In the last few years, a chasm opened between those who get financial help with Affordable Care Act health insurance and those who can’t.
The “can’t” category includes a hypothetical Lancaster County family of four — 40-year-old parents and two teenagers — with household income of $100,500.
Because they earn just a little too much to qualify for subsidies, their cheapest 2019 healthcare.gov option costs almost $17,700 — and that’s just the premiums. Costs are even higher for older people.
The Trump administration this week released data showing that while subsidized enrollment grew from 2015 to 2018 in Pennsylvania and nationwide, the number of plans sold at full price dropped sharply.
Here are some takeaways.
Almost in half
In Pennsylvania, the number of full-price enrollees nearly halved in that time, dropping from about 295,000 to 156,000.
That includes ACA-compliant plans sold outside healthcare.gov.
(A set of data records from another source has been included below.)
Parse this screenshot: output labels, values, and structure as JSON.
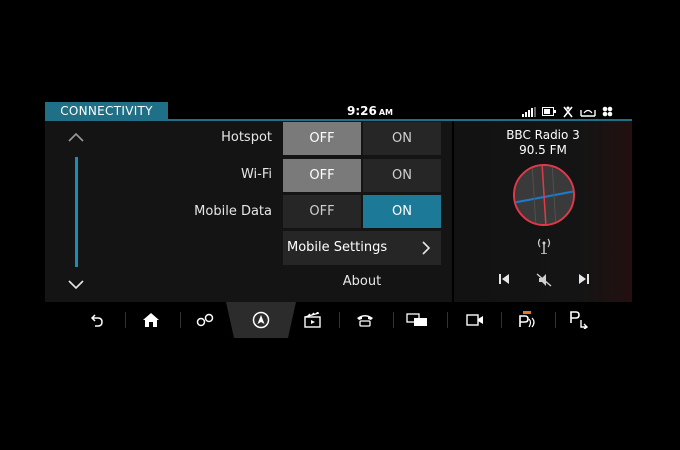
{
  "status_bar": {
    "section_title": "CONNECTIVITY",
    "time": "9:26",
    "ampm": "AM",
    "icons": [
      "signal-icon",
      "battery-icon",
      "seat-heating-icon",
      "dashboard-icon",
      "fan-icon"
    ]
  },
  "settings": {
    "rows": [
      {
        "label": "Hotspot",
        "off_label": "OFF",
        "on_label": "ON",
        "selected": "OFF"
      },
      {
        "label": "Wi-Fi",
        "off_label": "OFF",
        "on_label": "ON",
        "selected": "OFF"
      },
      {
        "label": "Mobile Data",
        "off_label": "OFF",
        "on_label": "ON",
        "selected": "ON"
      }
    ],
    "mobile_settings_label": "Mobile Settings",
    "about_label": "About"
  },
  "media": {
    "station": "BBC Radio 3",
    "frequency": "90.5 FM"
  },
  "nav": {
    "items": [
      "back-icon",
      "home-icon",
      "connectivity-icon",
      "navigation-icon",
      "media-icon",
      "phone-icon",
      "screen-icon",
      "camera-icon",
      "parking-icon",
      "park-assist-icon"
    ],
    "active": "navigation-icon"
  },
  "colors": {
    "accent": "#1c7a98",
    "tab": "#1f6f86",
    "selected_off": "#7a7a7a",
    "dial_ring": "#e03a4a"
  }
}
County-level numbers were not provided.
Meanwhile, subsidized enrollment statewide grew from 290,771 to 299,649.
Centers for Medicare & Medicaid Services Administrator Seema Verma said the drop “proves that Obamacare’s sky-high premiums are unaffordable.”
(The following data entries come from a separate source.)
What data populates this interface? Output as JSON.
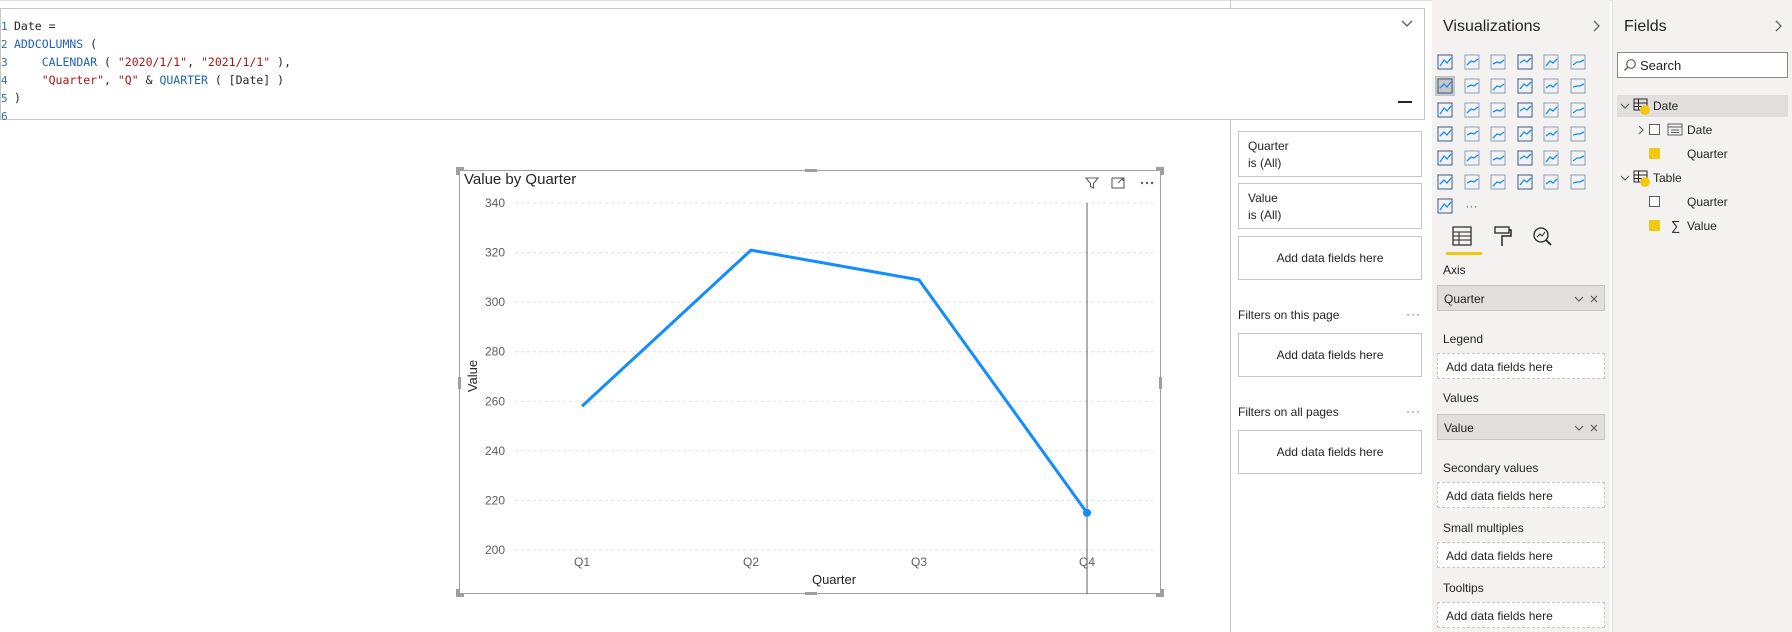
{
  "formula_bar": {
    "lines": [
      {
        "num": "1",
        "segments": [
          {
            "text": "Date =",
            "cls": "plain"
          }
        ]
      },
      {
        "num": "2",
        "segments": [
          {
            "text": "ADDCOLUMNS",
            "cls": "kw"
          },
          {
            "text": " (",
            "cls": "plain"
          }
        ]
      },
      {
        "num": "3",
        "segments": [
          {
            "text": "    ",
            "cls": "plain"
          },
          {
            "text": "CALENDAR",
            "cls": "kw"
          },
          {
            "text": " ( ",
            "cls": "plain"
          },
          {
            "text": "\"2020/1/1\"",
            "cls": "str"
          },
          {
            "text": ", ",
            "cls": "plain"
          },
          {
            "text": "\"2021/1/1\"",
            "cls": "str"
          },
          {
            "text": " ),",
            "cls": "plain"
          }
        ]
      },
      {
        "num": "4",
        "segments": [
          {
            "text": "    ",
            "cls": "plain"
          },
          {
            "text": "\"Quarter\"",
            "cls": "str"
          },
          {
            "text": ", ",
            "cls": "plain"
          },
          {
            "text": "\"Q\"",
            "cls": "str"
          },
          {
            "text": " & ",
            "cls": "plain"
          },
          {
            "text": "QUARTER",
            "cls": "kw"
          },
          {
            "text": " ( [Date] )",
            "cls": "plain"
          }
        ]
      },
      {
        "num": "5",
        "segments": [
          {
            "text": ")",
            "cls": "plain"
          }
        ]
      },
      {
        "num": "6",
        "segments": []
      }
    ]
  },
  "chart": {
    "title": "Value by Quarter",
    "xlabel": "Quarter",
    "ylabel": "Value",
    "icons": [
      "filter-icon",
      "focus-mode-icon",
      "more-options-icon"
    ]
  },
  "chart_data": {
    "type": "line",
    "title": "Value by Quarter",
    "xlabel": "Quarter",
    "ylabel": "Value",
    "categories": [
      "Q1",
      "Q2",
      "Q3",
      "Q4"
    ],
    "series": [
      {
        "values": [
          258,
          321,
          309,
          215
        ]
      }
    ],
    "ylim": [
      200,
      340
    ],
    "yticks": [
      200,
      220,
      240,
      260,
      280,
      300,
      320,
      340
    ],
    "grid": true,
    "line_color": "#118DFF",
    "hover_category": "Q4"
  },
  "filters": {
    "cards": [
      {
        "title": "Quarter",
        "state": "is (All)"
      },
      {
        "title": "Value",
        "state": "is (All)"
      }
    ],
    "visual_drop": "Add data fields here",
    "page_header": "Filters on this page",
    "page_drop": "Add data fields here",
    "all_header": "Filters on all pages",
    "all_drop": "Add data fields here",
    "dots": "···"
  },
  "visualizations": {
    "title": "Visualizations",
    "more": "···",
    "icon_names": [
      "stacked-bar-chart-icon",
      "stacked-column-chart-icon",
      "clustered-bar-chart-icon",
      "clustered-column-chart-icon",
      "100-bar-chart-icon",
      "100-column-chart-icon",
      "line-chart-icon",
      "area-chart-icon",
      "stacked-area-chart-icon",
      "line-column-chart-icon",
      "line-clustered-column-icon",
      "ribbon-chart-icon",
      "waterfall-chart-icon",
      "funnel-chart-icon",
      "scatter-chart-icon",
      "pie-chart-icon",
      "donut-chart-icon",
      "treemap-icon",
      "map-icon",
      "filled-map-icon",
      "gauge-icon",
      "card-icon",
      "multi-row-card-icon",
      "kpi-icon",
      "slicer-icon",
      "table-icon",
      "matrix-icon",
      "r-script-icon",
      "python-icon",
      "key-influencers-icon",
      "decomposition-tree-icon",
      "qa-icon",
      "smart-narrative-icon",
      "paginated-report-icon",
      "power-apps-icon",
      "power-automate-icon",
      "arcgis-icon",
      "more-visuals-icon"
    ],
    "wells": {
      "axis_label": "Axis",
      "axis_value": "Quarter",
      "legend_label": "Legend",
      "legend_placeholder": "Add data fields here",
      "values_label": "Values",
      "values_value": "Value",
      "secondary_label": "Secondary values",
      "secondary_placeholder": "Add data fields here",
      "small_multiples_label": "Small multiples",
      "small_multiples_placeholder": "Add data fields here",
      "tooltips_label": "Tooltips",
      "tooltips_placeholder": "Add data fields here"
    }
  },
  "fields": {
    "title": "Fields",
    "search_placeholder": "Search",
    "tables": [
      {
        "name": "Date",
        "items": [
          {
            "name": "Date",
            "checked": false,
            "kind": "hierarchy"
          },
          {
            "name": "Quarter",
            "checked": true,
            "kind": "text"
          }
        ]
      },
      {
        "name": "Table",
        "items": [
          {
            "name": "Quarter",
            "checked": false,
            "kind": "text"
          },
          {
            "name": "Value",
            "checked": true,
            "kind": "sum"
          }
        ]
      }
    ],
    "sum_glyph": "∑"
  },
  "colors": {
    "accent_yellow": "#F2C811",
    "line_blue": "#118DFF"
  }
}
The news release said the administration “remains firmly committed to helping those harmed and providing every American with more affordable health care options” but did not note any specific proposals to help unsubsidized people.
It’s not clear whether the unsubsidized people who no longer have ACA plans have gotten jobs that provide insurance, obtained some skimpier form of coverage or are uninsured.
However, Pennsylvania Insurance Department spokesman Ron Ruman noted in an email that the uninsured rate is the state’s lowest ever, at 5.5%.
"Over the past three years the uncertainty around the Affordable Care Act at the Federal level has caused large fluctuations in the market and as a result we have seen an increase in rates," said Pennsylvania Health Access Network executive director Antoinette Kraus, noting that the increases "have been felt the hardest by those who have unsubsidized coverage often forcing individuals to go without."
Another possibility is that some people strategically used pre-tax retirement contributions to lower household income enough to qualify for financial help if they saw they were going to be above the cutoff.
The difference can be huge. If the hypothetical family above had household income of $100,400 — just $100 lower — it would qualify for help cutting its annual premiums by nearly $14,700, to just under $3,000.